Worstall on Wednesday What is it that Twitter is better at than Google at doing? Over and above the obvious point that Twatter is better at broadcasting 140 character apercus to the world, while Google is better at telling you the answer to something?

That answer is, as the boys at the European Central Bank (PDF) have just told us all, predicting stock market rises. Perhaps this is why they've had such troubles in sorting Greece out, that they've been doing it with models instead of solving real-world problems.

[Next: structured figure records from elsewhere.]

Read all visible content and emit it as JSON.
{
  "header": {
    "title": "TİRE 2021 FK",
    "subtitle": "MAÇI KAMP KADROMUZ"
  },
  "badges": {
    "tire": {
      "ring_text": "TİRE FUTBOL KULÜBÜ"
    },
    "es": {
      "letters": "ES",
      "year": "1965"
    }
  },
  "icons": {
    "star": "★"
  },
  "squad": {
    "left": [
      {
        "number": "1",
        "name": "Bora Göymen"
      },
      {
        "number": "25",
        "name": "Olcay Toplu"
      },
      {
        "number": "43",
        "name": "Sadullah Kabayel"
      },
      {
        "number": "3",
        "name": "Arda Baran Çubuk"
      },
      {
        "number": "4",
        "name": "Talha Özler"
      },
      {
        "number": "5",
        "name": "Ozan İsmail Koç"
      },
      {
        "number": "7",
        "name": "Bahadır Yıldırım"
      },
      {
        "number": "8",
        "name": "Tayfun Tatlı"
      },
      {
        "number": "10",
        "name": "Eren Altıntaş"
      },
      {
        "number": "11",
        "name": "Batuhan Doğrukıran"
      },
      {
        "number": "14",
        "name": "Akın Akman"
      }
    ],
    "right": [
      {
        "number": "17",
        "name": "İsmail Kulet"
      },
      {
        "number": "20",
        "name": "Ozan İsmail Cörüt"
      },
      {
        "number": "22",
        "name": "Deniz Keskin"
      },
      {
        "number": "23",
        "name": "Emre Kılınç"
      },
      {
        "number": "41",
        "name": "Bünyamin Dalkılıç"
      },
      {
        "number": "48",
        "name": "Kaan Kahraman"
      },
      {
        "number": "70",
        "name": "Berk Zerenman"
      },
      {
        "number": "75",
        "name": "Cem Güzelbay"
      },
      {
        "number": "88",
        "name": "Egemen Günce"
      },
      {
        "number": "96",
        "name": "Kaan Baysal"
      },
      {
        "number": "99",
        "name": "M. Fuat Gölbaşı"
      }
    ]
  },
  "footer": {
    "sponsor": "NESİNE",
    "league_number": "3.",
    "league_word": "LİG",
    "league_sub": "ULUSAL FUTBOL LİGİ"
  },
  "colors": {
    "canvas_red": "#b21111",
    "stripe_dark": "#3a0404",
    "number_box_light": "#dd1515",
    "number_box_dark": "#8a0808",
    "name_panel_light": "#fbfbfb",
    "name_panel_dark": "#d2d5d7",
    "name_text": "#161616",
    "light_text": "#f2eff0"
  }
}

Still, it is an interesting result. What they wanted to find out is, when everyone is sending twats to each other assuming that the stock market is going to go up, does it go up? And when those messages are gloomy, does it go down? Similarly, when the volume of searches on the idea that the market might go up rises, does the market subsequently rise?

Yes.

Which is a bit of a surprise, really. What they did was search the Twat-feed for times when “bullish” and “bearish” increased in frequency and then compared that to the subsequent performance of the market:

We observe that a one standard deviation increase in Twitter bullishness on day t − 1 is followed by a 12.56 basis points increase in DJIA returns on the following day. This impact is statistically significant at the 99% confidence level. In addition, compared with the unconditional mean of daily Dow returns during the sample period, i.e. 3.46 basis points, a figure of 12.56 basis points is also economically significant.

That's actually a lot. Certainly it's enough to base a trading strategy upon, assuming you can gain access to the firehose of the information. Similar results were found when “bearish” rose in frequency, but obviously associated with falls in the market index. They checked this against the UK, Canada and US, all places with liquid markets and lots of Twitter users, and it worked. They also tested China, where there is no Twitter, and found no correlation with the markets: the null case.

There were similar but smaller effects when looking at the frequency of searches for “bull market” and “bear market” on Google. That information is only available on a weekly basis rather than Twitter's daily, so it's unknown as to whether the effect is lower itself or that it's being masked by the passage of time.

Their other finding is that the rise in the market from twatted optimism fell away again over the subsequent four days. So, weekly numbers might just be masking this.

Do note that we are talking about basis points here (0.01 of a per cent) so this isn't something a day trader is about to put to good use. But it quite probably is one of those things it's worth someone putting an algo onto and seeing how long it works before everyone does it and it gets arbitraged away – or, alternatively, the price rise comes immediately and not in the next day.